Monday, November 29, 2010

Programmer Competency Matrix

Ran across this excellent matrix

http://www.starling-software.com/employment/programmer-competency-matrix.html

I plan to start using this when I interview people, it'll help.

But more to the point, I suggest that it is highly valuable as a sort of check list that we should all use to help ensure that we build and maintain our skills. I suspect it is a rare developer who is comfortable with everything in the boxes on the far right of the grid, but if you've been in the industry for ten or more years and you can't comfortably check off most of them, it is probably time to start sharpening your skills.

Pick up a new development book, write some code in a language you've never used before. Code up a few new algorithms or data structures. If that doesn't sound like fun to you, you are probably in the wrong industry.

Saturday, November 20, 2010

Recursive Money Counting: Or why avoid recursion

Last post I asked this:

Question: Write an algorithm that, when given some number of pennies, will print out all the ways that this value can be represented in nickels, dimes, quarters, and dollars, but don't use recursion.

In this post, I'm going to describe the recursive version and then talk about some of the differences between the two.

As mentioned, I don't much like recursion because of the overhead and because it makes things like ugly in a debugger.

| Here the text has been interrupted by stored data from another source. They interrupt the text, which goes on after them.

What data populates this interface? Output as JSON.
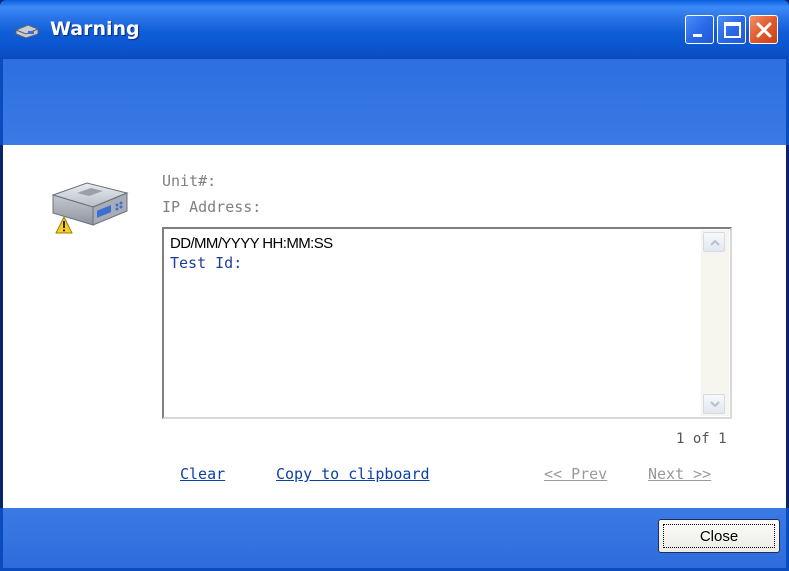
{
  "window": {
    "title": "Warning",
    "icons": {
      "title_icon": "device-icon",
      "minimize": "minimize-icon",
      "maximize": "maximize-icon",
      "close": "close-icon"
    },
    "colors": {
      "titlebar": "#0b55cf",
      "band": "#3a7ae6",
      "close_button": "#e25a2c"
    }
  },
  "details": {
    "device_icon": "device-warning-icon",
    "unit_label": "Unit#:",
    "ip_label": "IP Address:"
  },
  "message": {
    "timestamp": "DD/MM/YYYY HH:MM:SS",
    "test_id_label": "Test Id:"
  },
  "pager": {
    "text": "1 of 1"
  },
  "links": {
    "clear": "Clear",
    "copy": "Copy to clipboard",
    "prev": "<< Prev",
    "next": "Next >>"
  },
  "footer": {
    "close_label": "Close"
  }
}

But it does often lead to easier to develop and maintain code. It is, after all, just using another construct of a high level language, like objects or inheritance or function overloading. Those all have costs, but we happily pay them because it tends to make our software faster to develop and easier to maintain.

But here is the big difference in my mind: recursion is used most obviously in the design of the algorithms we most want to execute quickly: sorting, tree traversal, etc.

Algorists tend to love recursion because it makes for tidy algorithms (think quick sort, then try to imagine it without recursion: doable, but really ugly and no good for a text book). But algorithm design is exactly where you want to pay attention to performance issues. After all, if you just wanted easy to understand algorithms, we'd all just use insertion sort or bubble sort in all cases and be done with it and we certainly wouldn't worry about using adaptive sorting algorithms.

What is the cost of recursion? Well each time we call a function, we create a stack frame with the byte code we're executing and any local variables and parameters, then we push the frame onto the stack. When we return, we have to pop that frame off the stack restore the local variables and parameters and jump back to the byte code we were executing before we started. People who write JVMs and compilers care a bunch about making this run fast, but the fastest code is the code you don't execute so it'll always take some time. How much? Lets run through the recursive method and do some comparisons to find out.

For the recursive version of this algorithm, I'm going to leave out the printCurrency and getValue they are identical to the versions in the last post if you want to see them.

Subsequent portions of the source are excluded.